Lawyers for the Department of War and Anthropic sparred in a California federal court on Tuesday over Anthropic’s challenge to the Pentagon labeling it a “supply-chain risk” to national security and banning all government contractors from using the company’s sweeping AI tools. Anthropic is seeking an injunction barring enforcement of that order.

The case—which involves a historic first in that the Department of Defense, informally renamed the Department of War (DOW) by the Trump administration, labeled a U.S.-led business as a supply-chain risk to national security—is rooted in a contract negotiation that escalated quickly. The DOW wanted to add a blanket “all lawful use” clause to its contracts with the AI firm so the military could use Anthropic’s Claude tool for any legal purpose.

The presiding judge in the case expressed doubts about the sweeping authority the Pentagon had wielded in the case. Federal District Judge Rita Lin said she would issue a ruling on Anthropic’s legal challenge “in the next few days,” and spent Tuesday’s hearing asking the parties questions about their disagreement.

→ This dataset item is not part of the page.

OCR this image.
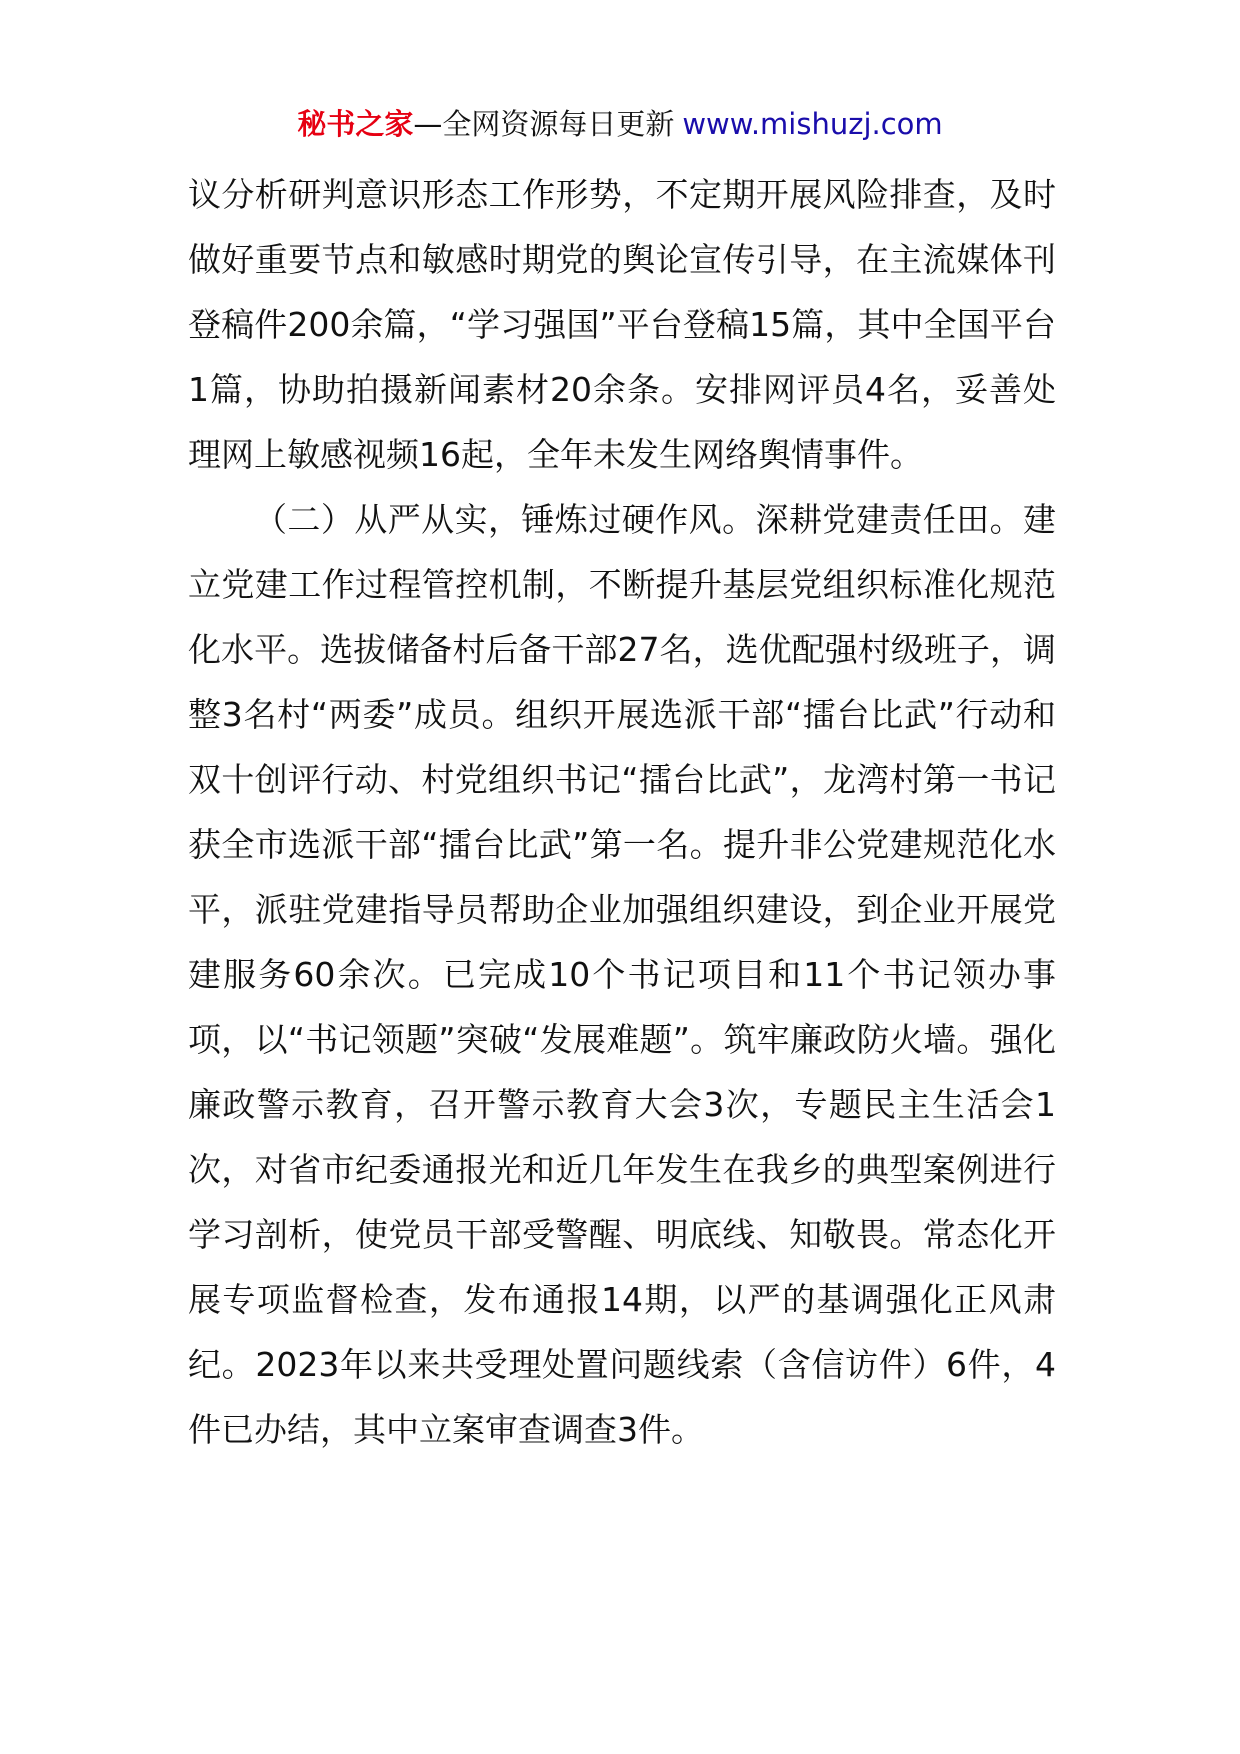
秘书之家—全网资源每日更新 www.mishuzj.com

议分析研判意识形态工作形势，不定期开展风险排查，及时做好重要节点和敏感时期党的舆论宣传引导，在主流媒体刊登稿件200余篇，“学习强国”平台登稿15篇，其中全国平台1篇，协助拍摄新闻素材20余条。安排网评员4名，妥善处理网上敏感视频16起，全年未发生网络舆情事件。

（二）从严从实，锤炼过硬作风。深耕党建责任田。建立党建工作过程管控机制，不断提升基层党组织标准化规范化水平。选拔储备村后备干部27名，选优配强村级班子，调整3名村“两委”成员。组织开展选派干部“擂台比武”行动和双十创评行动、村党组织书记“擂台比武”，龙湾村第一书记获全市选派干部“擂台比武”第一名。提升非公党建规范化水平，派驻党建指导员帮助企业加强组织建设，到企业开展党建服务60余次。已完成10个书记项目和11个书记领办事项，以“书记领题”突破“发展难题”。筑牢廉政防火墙。强化廉政警示教育，召开警示教育大会3次，专题民主生活会1次，对省市纪委通报光和近几年发生在我乡的典型案例进行学习剖析，使党员干部受警醒、明底线、知敬畏。常态化开展专项监督检查，发布通报14期，以严的基调强化正风肃纪。2023年以来共受理处置问题线索（含信访件）6件，4件已办结，其中立案审查调查3件。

A heated dispute over how to use AI

During contract negotiations with the Pentagon in February, Anthropic balked at the possibility of the military using Claude for lethal autonomous warfare and mass surveillance of Americans, and attempted to insist on provisions expressly forbidding such use. Anthropic, led by founder Dario Amodei, said it hasn’t thoroughly tested those uses and doesn’t believe they work safely. The DOW claimed those guardrails were unacceptable and that military commanders need latitude to make determinations on missions.